A short sale may seem like a great deal to a potential buyer. However, it's essential to understand how short sale listings work before you look seriously at one of these properties.
First, it's wise to find out if there is a foreclosure notice on the home as well as how much the homeowner owes the lender. This information, which is public record, can help you determine what kind of offer to make.
The lender that holds the mortgage doesn't have to accept an offer on a home just because the seller does. A lender isn't going to accept an unreasonably low offer. If the homeowner has two mortgages on the home from different lenders, they'll both need to accept the offer. The seller will need to pay the lender(s) the difference between the sale price and what they still owe on the home unless they can provide a hardship letter.
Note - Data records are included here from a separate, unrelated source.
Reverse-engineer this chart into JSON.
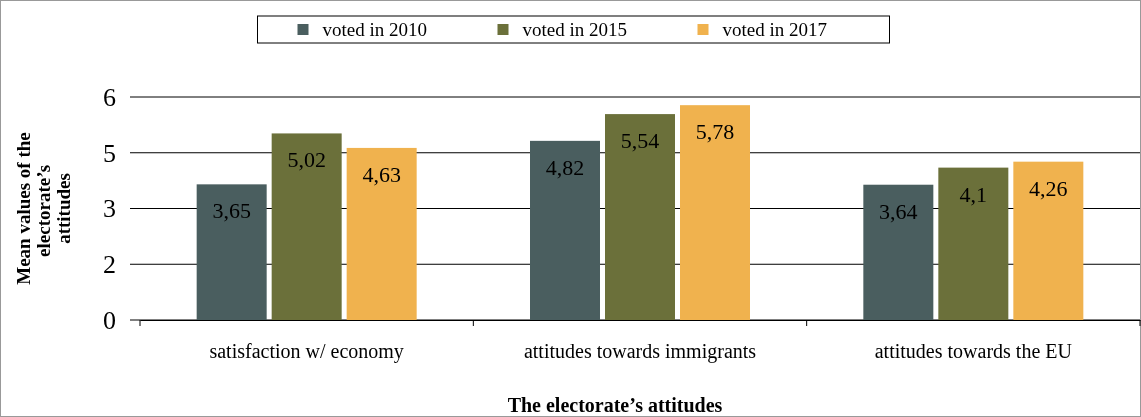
{
  "chart_data": {
    "type": "bar",
    "xlabel": "The electorate’s attitudes",
    "ylabel": "Mean values of the electorate’s  attitudes",
    "categories": [
      "satisfaction w/ economy",
      "attitudes towards immigrants",
      "attitudes towards the EU"
    ],
    "series": [
      {
        "name": "voted in 2010",
        "color": "#4a5e5f",
        "values": [
          3.65,
          4.82,
          3.64
        ],
        "value_labels": [
          "3,65",
          "4,82",
          "3,64"
        ]
      },
      {
        "name": "voted in 2015",
        "color": "#6b703a",
        "values": [
          5.02,
          5.54,
          4.1
        ],
        "value_labels": [
          "5,02",
          "5,54",
          "4,1"
        ]
      },
      {
        "name": "voted in 2017",
        "color": "#f0b24e",
        "values": [
          4.63,
          5.78,
          4.26
        ],
        "value_labels": [
          "4,63",
          "5,78",
          "4,26"
        ]
      }
    ],
    "ylim": [
      0,
      6
    ],
    "yticks": [
      0,
      {
        "value": 1.5,
        "label": "2"
      },
      {
        "value": 3,
        "label": "3"
      },
      {
        "value": 4.5,
        "label": "5"
      },
      6
    ],
    "grid": "y",
    "legend": "top"
  }
}
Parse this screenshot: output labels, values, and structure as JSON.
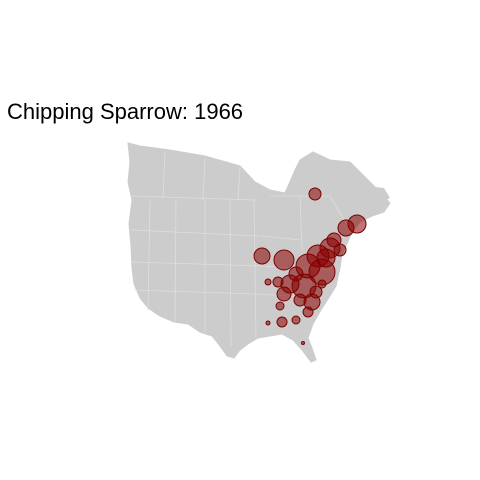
{
  "title": "Chipping Sparrow: 1966",
  "colors": {
    "background": "#ffffff",
    "land": "#cccccc",
    "border": "#dedede",
    "point_fill": "#8b0000",
    "point_stroke": "#7a0000"
  }
}
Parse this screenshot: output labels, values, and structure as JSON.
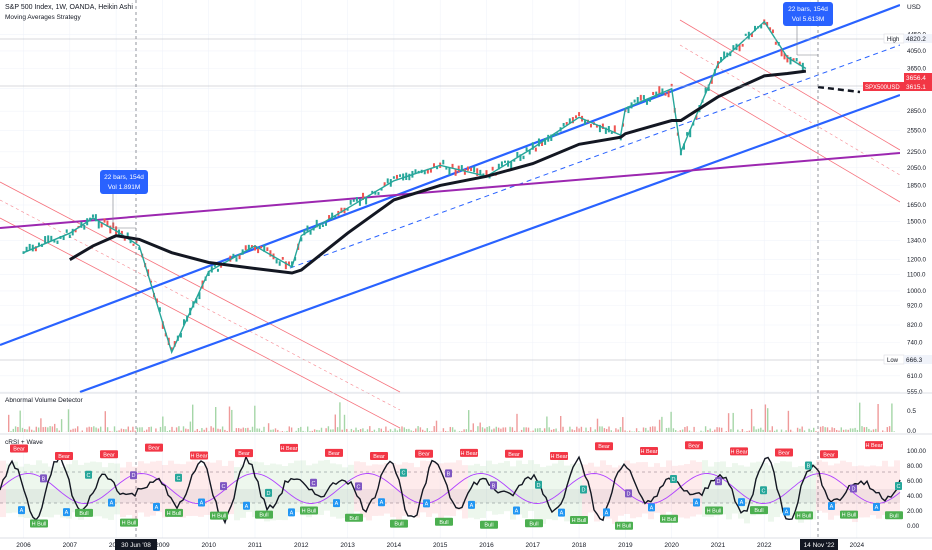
{
  "header": {
    "title": "S&P 500 Index, 1W, OANDA, Heikin Ashi",
    "strategy": "Moving Averages Strategy"
  },
  "axis": {
    "currency": "USD",
    "price_ticks": [
      "4450.0",
      "4050.0",
      "3650.0",
      "3250.0",
      "2850.0",
      "2550.0",
      "2250.0",
      "2050.0",
      "1850.0",
      "1650.0",
      "1500.0",
      "1340.0",
      "1200.0",
      "1100.0",
      "1000.0",
      "920.0",
      "820.0",
      "740.0",
      "610.0",
      "555.0"
    ],
    "years": [
      "2006",
      "2007",
      "2008",
      "2009",
      "2010",
      "2011",
      "2012",
      "2013",
      "2014",
      "2015",
      "2016",
      "2017",
      "2018",
      "2019",
      "2020",
      "2021",
      "2022",
      "2023",
      "2024"
    ],
    "date_marker_left": "30 Jun '08",
    "date_marker_right": "14 Nov '22"
  },
  "price_labels": {
    "high_label": "High",
    "high_value": "4820.2",
    "low_label": "Low",
    "low_value": "666.3",
    "price_a": "3656.4",
    "symbol": "SPX500USD",
    "price_b": "3615.1"
  },
  "measure_left": {
    "line1": "22 bars, 154d",
    "line2": "Vol 1.891M"
  },
  "measure_right": {
    "line1": "22 bars, 154d",
    "line2": "Vol 5.613M"
  },
  "volume_panel": {
    "title": "Abnormal Volume Detector",
    "ticks": [
      "0.5",
      "0.0"
    ]
  },
  "rsi_panel": {
    "title": "cRSI + Wave",
    "ticks": [
      "100.00",
      "80.00",
      "60.00",
      "40.00",
      "20.00",
      "0.00"
    ],
    "signals": [
      "Bear",
      "H Bear",
      "Bull",
      "H Bull",
      "A",
      "B",
      "C",
      "D"
    ]
  },
  "colors": {
    "channel_blue": "#2962ff",
    "trend_purple": "#9c27b0",
    "ma_black": "#131722",
    "up_candle": "#26a69a",
    "down_candle": "#ef5350",
    "bear_tag": "#f23645",
    "bull_tag": "#4caf50",
    "a_tag": "#2196f3",
    "price_tag": "#f23645"
  },
  "chart_data": {
    "type": "line",
    "title": "S&P 500 Index, 1W, OANDA, Heikin Ashi",
    "price_scale": "log",
    "ylim": [
      555,
      5200
    ],
    "x": [
      "2006",
      "2007",
      "2007.5",
      "2008",
      "2008.5",
      "2009.2",
      "2010",
      "2011",
      "2011.8",
      "2012",
      "2013",
      "2014",
      "2015",
      "2016",
      "2017",
      "2018",
      "2018.9",
      "2019",
      "2020",
      "2020.2",
      "2021",
      "2022",
      "2022.5",
      "2022.9"
    ],
    "series": [
      {
        "name": "S&P 500",
        "values": [
          1250,
          1400,
          1530,
          1420,
          1300,
          700,
          1120,
          1300,
          1150,
          1380,
          1620,
          1900,
          2080,
          1950,
          2300,
          2750,
          2480,
          2900,
          3250,
          2250,
          3750,
          4800,
          3900,
          3656
        ]
      },
      {
        "values": [
          null,
          1200,
          1300,
          1380,
          1350,
          1250,
          1180,
          1140,
          1110,
          1130,
          1400,
          1700,
          1850,
          1950,
          2100,
          2350,
          2450,
          2500,
          2700,
          2700,
          3100,
          3500,
          3550,
          3600
        ]
      }
    ],
    "high": 4820.2,
    "low": 666.3,
    "last": 3615.1
  }
}
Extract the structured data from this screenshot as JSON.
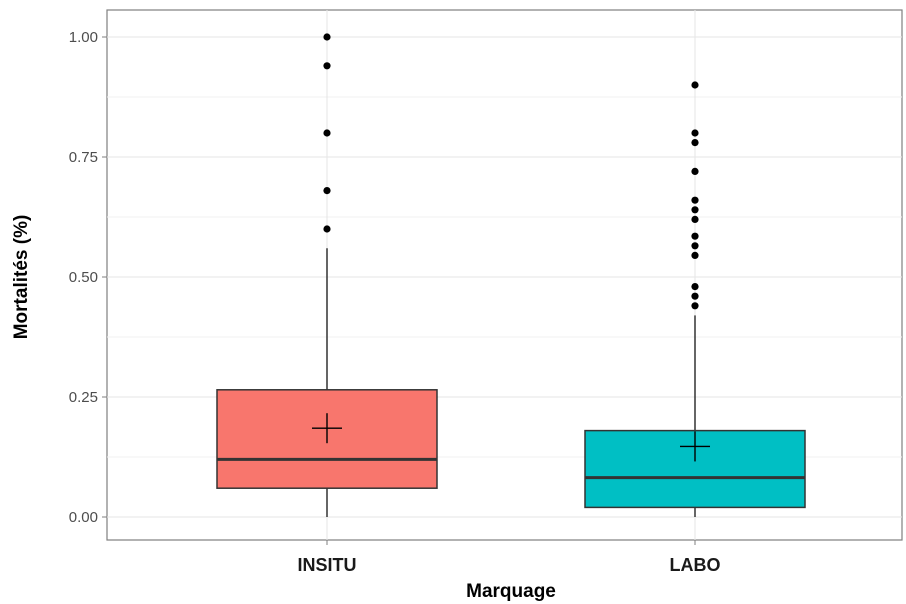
{
  "chart_data": {
    "type": "boxplot",
    "title": "",
    "xlabel": "Marquage",
    "ylabel": "Mortalités (%)",
    "ylim": [
      -0.05,
      1.04
    ],
    "yticks": [
      0.0,
      0.25,
      0.5,
      0.75,
      1.0
    ],
    "ytick_labels": [
      "0.00",
      "0.25",
      "0.50",
      "0.75",
      "1.00"
    ],
    "grid": true,
    "legend": "none",
    "categories": [
      "INSITU",
      "LABO"
    ],
    "boxes": [
      {
        "category": "INSITU",
        "color": "#f8766d",
        "whisker_low": 0.0,
        "q1": 0.06,
        "median": 0.12,
        "q3": 0.265,
        "whisker_high": 0.56,
        "mean": 0.185,
        "outliers": [
          0.6,
          0.68,
          0.8,
          0.94,
          1.0
        ]
      },
      {
        "category": "LABO",
        "color": "#00bfc4",
        "whisker_low": 0.0,
        "q1": 0.02,
        "median": 0.082,
        "q3": 0.18,
        "whisker_high": 0.42,
        "mean": 0.147,
        "outliers": [
          0.44,
          0.46,
          0.48,
          0.545,
          0.565,
          0.585,
          0.62,
          0.64,
          0.66,
          0.72,
          0.78,
          0.8,
          0.9
        ]
      }
    ]
  }
}
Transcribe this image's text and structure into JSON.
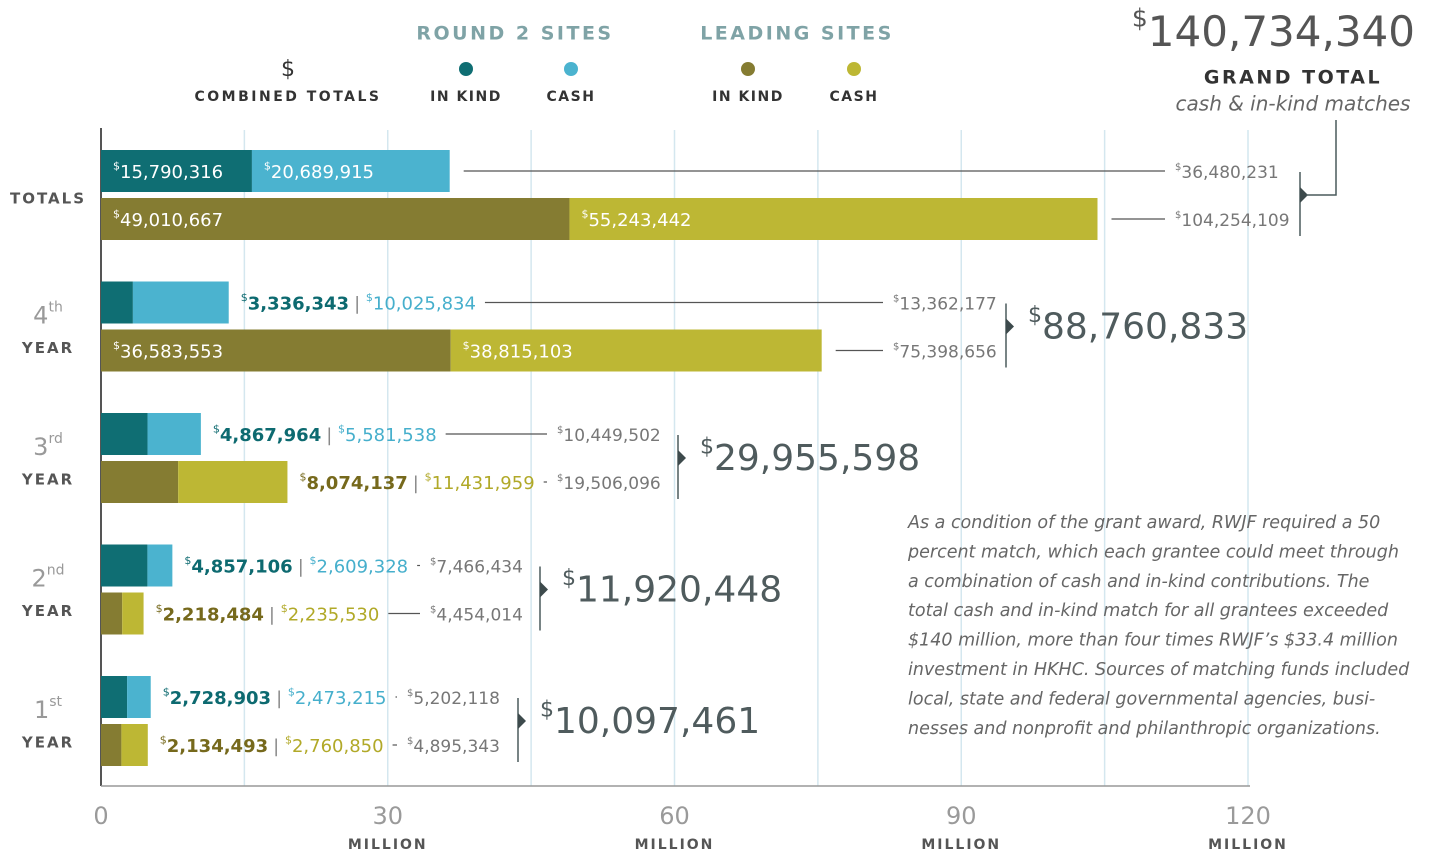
{
  "chart_data": {
    "type": "bar",
    "orientation": "horizontal",
    "currency_symbol": "$",
    "label_separator": "|",
    "legend_combined": "COMBINED TOTALS",
    "categories": [
      "TOTALS",
      "4",
      "3",
      "2",
      "1"
    ],
    "category_suffixes": [
      null,
      "th",
      "rd",
      "nd",
      "st"
    ],
    "category_unit": "YEAR",
    "groups": [
      {
        "name": "ROUND 2 SITES",
        "series": [
          {
            "name": "IN KIND",
            "color": "#0f6e73",
            "label_color": "#0d6a70",
            "values": [
              15790316,
              3336343,
              4867964,
              4857106,
              2728903
            ],
            "value_labels": [
              "15,790,316",
              "3,336,343",
              "4,867,964",
              "4,857,106",
              "2,728,903"
            ]
          },
          {
            "name": "CASH",
            "color": "#4bb3cf",
            "label_color": "#46afcc",
            "values": [
              20689915,
              10025834,
              5581538,
              2609328,
              2473215
            ],
            "value_labels": [
              "20,689,915",
              "10,025,834",
              "5,581,538",
              "2,609,328",
              "2,473,215"
            ]
          }
        ],
        "totals": [
          36480231,
          13362177,
          10449502,
          7466434,
          5202118
        ],
        "total_labels": [
          "36,480,231",
          "13,362,177",
          "10,449,502",
          "7,466,434",
          "5,202,118"
        ]
      },
      {
        "name": "LEADING SITES",
        "series": [
          {
            "name": "IN KIND",
            "color": "#857c32",
            "label_color": "#76691c",
            "values": [
              49010667,
              36583553,
              8074137,
              2218484,
              2134493
            ],
            "value_labels": [
              "49,010,667",
              "36,583,553",
              "8,074,137",
              "2,218,484",
              "2,134,493"
            ]
          },
          {
            "name": "CASH",
            "color": "#bdb734",
            "label_color": "#b1a928",
            "values": [
              55243442,
              38815103,
              11431959,
              2235530,
              2760850
            ],
            "value_labels": [
              "55,243,442",
              "38,815,103",
              "11,431,959",
              "2,235,530",
              "2,760,850"
            ]
          }
        ],
        "totals": [
          104254109,
          75398656,
          19506096,
          4454014,
          4895343
        ],
        "total_labels": [
          "104,254,109",
          "75,398,656",
          "19,506,096",
          "4,454,014",
          "4,895,343"
        ]
      }
    ],
    "category_totals": [
      140734340,
      88760833,
      29955598,
      11920448,
      10097461
    ],
    "category_total_labels": [
      "140,734,340",
      "88,760,833",
      "29,955,598",
      "11,920,448",
      "10,097,461"
    ],
    "grand_total_title": "GRAND TOTAL",
    "grand_total_subtitle": "cash & in-kind matches",
    "xlim": [
      0,
      120000000
    ],
    "xticks": [
      {
        "value": 0,
        "label": "0"
      },
      {
        "value": 30000000,
        "label": "30"
      },
      {
        "value": 60000000,
        "label": "60"
      },
      {
        "value": 90000000,
        "label": "90"
      },
      {
        "value": 120000000,
        "label": "120"
      }
    ],
    "x_minor_ticks": [
      15000000,
      45000000,
      75000000,
      105000000
    ],
    "xtick_unit": "MILLION",
    "grid": true,
    "annotation_lines": [
      "As a condition of the grant award, RWJF required a 50",
      "percent match, which each grantee could meet through",
      "a combination of cash and in-kind contributions. The",
      "total cash and in-kind match for all grantees exceeded",
      "$140 million, more than four times RWJF’s $33.4 million",
      "investment in HKHC. Sources of matching funds included",
      "local, state and federal governmental agencies, busi-",
      "nesses and nonprofit and philanthropic organizations."
    ]
  }
}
It's important to have real estate agents involved who have handled short sales before. At least one of the agents (the seller's agent or yours) should have experience with short sale properties. It's best if both do.
The seller's lender will want proof that your own mortgage loan has been preapproved. They may take some time to review your documentation and decide whether to accept your offer. Short sales take longer than typical real estate sales to close. Don't expect the sale to close within 30 days. It can take months.
Home inspections are a crucial part of any home purchase. However, with a short sale, it's particularly important for a qualified inspector to look at the home. The buyer can expect to pay for this, as the lender likely isn't going to foot the bill.
It's essential to know what to expect if you're considering purchasing a short sale property. In addition to having a real estate agent who's experienced in short sales, it may be wise to have an experienced attorney on your side to review the agreements and protect your rights and interests.